Avec le SST, les propriétaires de sites Web peuvent mieux contrôler les informations qu'ils collectent et envoient à leurs plateformes d'analyse, de marketing et de publicité. D'un autre côté, il est impossible pour les navigateurs respectueux de la vie privée et les extensions de blocage des publicités de détecter ces trackers côté serveur, et difficile pour les internautes et les autorités de protection des données de vérifier si un produit ou un propriétaire de site web collecte des données d'une manière qui respecte les droits des visiteurs. Face à cette situation, les autorités de protection des données devront bientôt réglementer l'utilisation du SST, un vrai défi. D'ici là, les entreprises devront être particulièrement vigilantes à informer correctement leurs utilisateurs des technologies de suivi qu'elles utilisent et à recueillir les consentements applicables.

Les transferts de données de l'UE vers les États-Unis sont sur la sellette

 Près de deux ans après l'arrêt Schrems II en juillet 2020, invalidant le régime de transferts de données entre l'Union européenne et les États-Unis (Privacy shield), aucun accord successeur n'est venu règlementer le flux de données entre les deux zones. A ce jour, seules deux clauses contractuelles types (CCS) adoptées par la Commission européenne rendent possibles les transferts de données de l'UE vers les États-Unis, tandis que les négociations se poursuivent, avec une issue incertaine.
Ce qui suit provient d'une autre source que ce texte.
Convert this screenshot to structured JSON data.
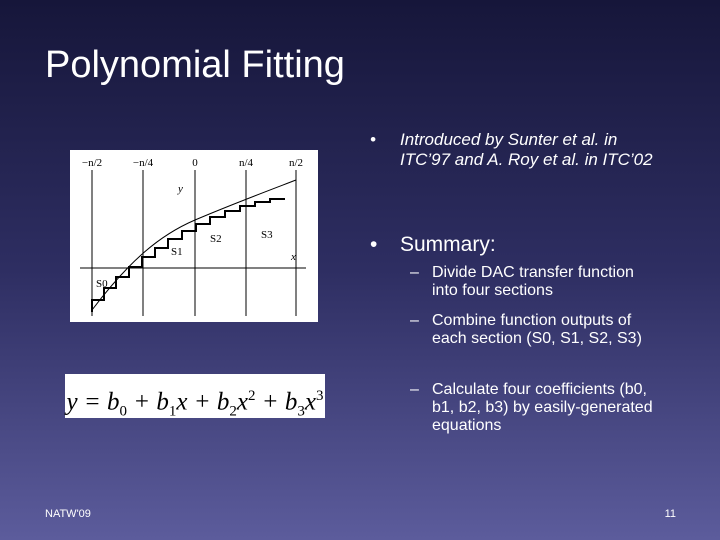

Il se pourrait que les données des résidents européens doivent être conservées en Europe, une mesure à laquelle les géants de la technologie doivent se préparer.

De son côté, le Royaume-Uni a défini ses conditions de transfert de données, en profitant de l'incertitude de l'après-Schrems II ; la Commission européenne a adopté deux décisions d'adéquation garantissant la libre circulation des données personnelles entre l'UE et le Royaume-Uni. Avec de tels accords d'adéquation, le Royaume-Uni pourrait bien devenir le noyau des transferts de données entre l'UE et les États-Unis.

Vers une exemption du consentement pour la collecte de données dans de nombreux pays européens

Le règlement européen ePrivacy, actuellement en préparation, prévoit, pour chaque pays, la mise en œuvre de ses propres directives et de son interprétation des exigences RGPD. La plupart d'entre eux, dont la France, ont statué sur l'exemption de l'obligation de consentement pour les données analytiques.

Concrètement, cette décision implique un assouplissement des règles sur la collecte des données analytiques pour les entreprises, à condition d’utiliser des plateformes conformes aux exigences de confidentialité de leurs autorités de protection des données (APD) et de limiter la collecte de données conformément à leurs directives. Même si cette exemption ne s'applique qu'à certains pays, il y a de fortes chances que quelque chose de similaire soit bientôt possible dans d'autres pays couverts par le RGPD.

Dans les prochains mois, de nouvelles lois sur la vie privée feront du marketing et de l'analyse basés sur le consentement une norme dans de nombreuses régions du monde. En parallèle, les sites web seront plus difficiles à tracer avec des outils d'analyse standards, en raison des nouvelles technologies utilisées dans le développement du web.